LGNZ’s advocacy and influence has pushed the Government to change the law that requires candidates to publish their residential address on electoral campaign advertisements.
The changes will be implemented in time for this year’s local body elections.
“We have seen an increase in aggression towards political candidates and have heard from a number of potential candidates about their fears around listing their home addresses,” says LGNZ Chief Executive, Susan Freeman-Greene.
“Earlier this year, we alerted the Prime Minister and Local Government Minister to this issue and called for immediate action.

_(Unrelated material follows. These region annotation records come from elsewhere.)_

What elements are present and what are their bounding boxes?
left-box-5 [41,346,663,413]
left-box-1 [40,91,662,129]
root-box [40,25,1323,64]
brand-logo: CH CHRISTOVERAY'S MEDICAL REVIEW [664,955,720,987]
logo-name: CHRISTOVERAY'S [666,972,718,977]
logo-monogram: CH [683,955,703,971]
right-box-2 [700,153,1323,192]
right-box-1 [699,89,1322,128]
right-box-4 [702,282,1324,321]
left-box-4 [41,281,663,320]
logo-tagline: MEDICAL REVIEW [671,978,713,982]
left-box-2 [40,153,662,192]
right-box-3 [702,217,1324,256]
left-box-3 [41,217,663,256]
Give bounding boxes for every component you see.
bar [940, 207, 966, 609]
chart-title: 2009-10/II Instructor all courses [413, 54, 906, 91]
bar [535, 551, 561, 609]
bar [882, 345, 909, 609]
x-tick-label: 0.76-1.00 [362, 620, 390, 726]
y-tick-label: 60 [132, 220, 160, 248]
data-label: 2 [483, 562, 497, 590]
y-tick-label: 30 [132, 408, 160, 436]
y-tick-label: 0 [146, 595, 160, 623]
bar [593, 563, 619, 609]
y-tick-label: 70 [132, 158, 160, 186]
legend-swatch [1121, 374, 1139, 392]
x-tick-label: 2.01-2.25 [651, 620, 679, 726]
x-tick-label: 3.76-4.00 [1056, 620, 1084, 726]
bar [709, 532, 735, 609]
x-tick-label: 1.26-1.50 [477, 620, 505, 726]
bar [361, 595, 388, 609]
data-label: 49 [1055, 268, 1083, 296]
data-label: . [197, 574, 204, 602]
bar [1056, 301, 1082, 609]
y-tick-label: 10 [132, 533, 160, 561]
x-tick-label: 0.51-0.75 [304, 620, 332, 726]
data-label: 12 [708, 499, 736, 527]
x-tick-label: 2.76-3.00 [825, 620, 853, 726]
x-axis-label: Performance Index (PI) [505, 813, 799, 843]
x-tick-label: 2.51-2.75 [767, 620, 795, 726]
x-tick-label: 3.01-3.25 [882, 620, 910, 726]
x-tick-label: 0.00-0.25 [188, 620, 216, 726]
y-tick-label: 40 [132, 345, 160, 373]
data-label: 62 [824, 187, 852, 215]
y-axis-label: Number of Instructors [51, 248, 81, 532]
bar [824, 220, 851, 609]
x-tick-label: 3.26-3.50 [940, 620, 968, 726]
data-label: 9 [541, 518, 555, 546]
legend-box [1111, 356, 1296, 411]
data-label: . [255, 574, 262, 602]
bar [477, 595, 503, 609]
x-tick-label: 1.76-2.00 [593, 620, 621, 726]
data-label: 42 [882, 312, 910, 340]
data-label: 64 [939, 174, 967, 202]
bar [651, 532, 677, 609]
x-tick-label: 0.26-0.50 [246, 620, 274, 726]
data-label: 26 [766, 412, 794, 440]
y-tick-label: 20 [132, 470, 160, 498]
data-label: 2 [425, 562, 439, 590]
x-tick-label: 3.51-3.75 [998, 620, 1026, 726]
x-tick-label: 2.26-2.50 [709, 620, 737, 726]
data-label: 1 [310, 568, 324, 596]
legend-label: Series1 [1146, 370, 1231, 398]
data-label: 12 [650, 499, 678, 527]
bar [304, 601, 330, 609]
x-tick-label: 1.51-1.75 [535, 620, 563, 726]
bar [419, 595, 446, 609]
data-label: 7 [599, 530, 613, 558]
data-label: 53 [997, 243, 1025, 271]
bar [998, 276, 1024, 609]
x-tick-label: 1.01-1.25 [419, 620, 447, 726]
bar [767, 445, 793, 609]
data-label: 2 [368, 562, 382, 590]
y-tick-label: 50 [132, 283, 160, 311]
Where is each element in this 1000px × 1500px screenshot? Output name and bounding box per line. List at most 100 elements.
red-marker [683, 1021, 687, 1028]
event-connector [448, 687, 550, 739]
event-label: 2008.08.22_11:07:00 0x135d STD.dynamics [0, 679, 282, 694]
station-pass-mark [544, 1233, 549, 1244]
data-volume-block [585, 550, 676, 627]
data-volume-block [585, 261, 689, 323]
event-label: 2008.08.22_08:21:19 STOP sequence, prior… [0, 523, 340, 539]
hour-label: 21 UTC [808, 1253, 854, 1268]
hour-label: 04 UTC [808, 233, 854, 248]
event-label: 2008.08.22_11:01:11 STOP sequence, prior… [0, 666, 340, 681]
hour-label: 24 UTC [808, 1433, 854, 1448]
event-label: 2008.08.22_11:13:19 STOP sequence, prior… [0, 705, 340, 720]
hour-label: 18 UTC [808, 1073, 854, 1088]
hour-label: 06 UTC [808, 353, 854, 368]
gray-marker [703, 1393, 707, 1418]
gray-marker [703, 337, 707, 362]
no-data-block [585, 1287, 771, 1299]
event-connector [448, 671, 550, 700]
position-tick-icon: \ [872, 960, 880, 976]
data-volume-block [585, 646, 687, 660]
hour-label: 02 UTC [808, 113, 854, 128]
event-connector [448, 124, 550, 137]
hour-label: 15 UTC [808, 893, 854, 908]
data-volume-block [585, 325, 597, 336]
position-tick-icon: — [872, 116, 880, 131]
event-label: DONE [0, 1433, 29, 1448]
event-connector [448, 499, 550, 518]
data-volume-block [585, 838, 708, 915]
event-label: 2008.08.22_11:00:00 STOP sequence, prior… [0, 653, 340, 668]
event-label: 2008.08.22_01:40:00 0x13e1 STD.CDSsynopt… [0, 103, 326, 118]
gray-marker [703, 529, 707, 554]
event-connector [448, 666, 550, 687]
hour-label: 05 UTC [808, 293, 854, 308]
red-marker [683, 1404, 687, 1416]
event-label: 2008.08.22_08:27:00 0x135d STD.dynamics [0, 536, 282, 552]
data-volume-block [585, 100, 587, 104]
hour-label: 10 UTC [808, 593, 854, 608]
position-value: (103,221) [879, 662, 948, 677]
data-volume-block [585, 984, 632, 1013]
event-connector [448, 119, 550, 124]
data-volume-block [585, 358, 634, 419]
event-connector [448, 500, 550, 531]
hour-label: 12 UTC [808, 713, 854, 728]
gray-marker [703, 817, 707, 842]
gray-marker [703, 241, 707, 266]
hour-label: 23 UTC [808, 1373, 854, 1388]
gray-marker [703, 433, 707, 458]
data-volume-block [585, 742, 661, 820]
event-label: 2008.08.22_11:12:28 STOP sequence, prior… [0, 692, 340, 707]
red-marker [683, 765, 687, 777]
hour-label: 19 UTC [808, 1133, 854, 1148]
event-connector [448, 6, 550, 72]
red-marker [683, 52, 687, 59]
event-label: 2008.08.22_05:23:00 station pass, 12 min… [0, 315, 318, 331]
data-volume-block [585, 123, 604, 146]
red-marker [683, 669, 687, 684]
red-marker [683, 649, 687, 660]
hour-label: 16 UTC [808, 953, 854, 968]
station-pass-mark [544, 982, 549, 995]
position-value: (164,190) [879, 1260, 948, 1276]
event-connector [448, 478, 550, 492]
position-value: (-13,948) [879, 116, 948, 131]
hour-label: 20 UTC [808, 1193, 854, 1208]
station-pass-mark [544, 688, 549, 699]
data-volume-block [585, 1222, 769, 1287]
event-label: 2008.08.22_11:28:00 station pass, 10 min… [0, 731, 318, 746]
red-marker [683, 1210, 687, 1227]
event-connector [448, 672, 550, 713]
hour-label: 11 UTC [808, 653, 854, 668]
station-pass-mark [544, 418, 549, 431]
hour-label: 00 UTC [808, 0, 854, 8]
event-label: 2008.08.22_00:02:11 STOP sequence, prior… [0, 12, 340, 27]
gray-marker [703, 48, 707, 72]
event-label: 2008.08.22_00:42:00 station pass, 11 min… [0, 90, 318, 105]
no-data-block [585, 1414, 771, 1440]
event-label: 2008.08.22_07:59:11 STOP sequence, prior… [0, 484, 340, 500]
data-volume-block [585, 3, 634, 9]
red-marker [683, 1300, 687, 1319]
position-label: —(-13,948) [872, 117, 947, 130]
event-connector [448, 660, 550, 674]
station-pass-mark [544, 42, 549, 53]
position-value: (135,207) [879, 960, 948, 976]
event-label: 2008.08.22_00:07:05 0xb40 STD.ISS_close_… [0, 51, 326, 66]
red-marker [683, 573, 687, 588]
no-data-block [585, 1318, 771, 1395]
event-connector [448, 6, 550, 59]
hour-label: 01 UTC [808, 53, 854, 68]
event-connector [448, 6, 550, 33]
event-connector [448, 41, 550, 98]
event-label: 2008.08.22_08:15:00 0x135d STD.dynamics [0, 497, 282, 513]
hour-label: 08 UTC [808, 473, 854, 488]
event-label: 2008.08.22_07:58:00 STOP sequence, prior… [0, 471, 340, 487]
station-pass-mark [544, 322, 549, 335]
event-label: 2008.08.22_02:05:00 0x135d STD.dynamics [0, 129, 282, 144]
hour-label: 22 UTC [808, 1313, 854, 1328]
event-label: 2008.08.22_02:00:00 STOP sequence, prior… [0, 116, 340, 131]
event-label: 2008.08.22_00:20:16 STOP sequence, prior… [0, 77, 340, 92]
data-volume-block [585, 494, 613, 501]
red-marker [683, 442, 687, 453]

“If we are to increase diversity in our council chambers, we need to make it easier, more attractive and safer to stand in local body elections.
“We are pleased the Government’s listened to our concerns and moved swiftly to remove the requirement to publish residential addresses. This is an important step towards making local body elections safer for candidates.
“We hope this move will remove one of the barriers that stop people from standing for council.
“This work is part of our wider Vote 22 campaign to increase diversity of representation and voter turn out in October.”
Of the current mayors, councillors and other elected members: 40.5% are women.13.5% are Māori and 56-60 is the average age. Only 13.9% are under the age of 40.
“Ultimately we want Aotearoa New Zealand to be the most inclusive and active local democracy in the world.
"This is a bold ambition and of course it will take more than one election cycle to get there,” says Susan Freeman-Greene.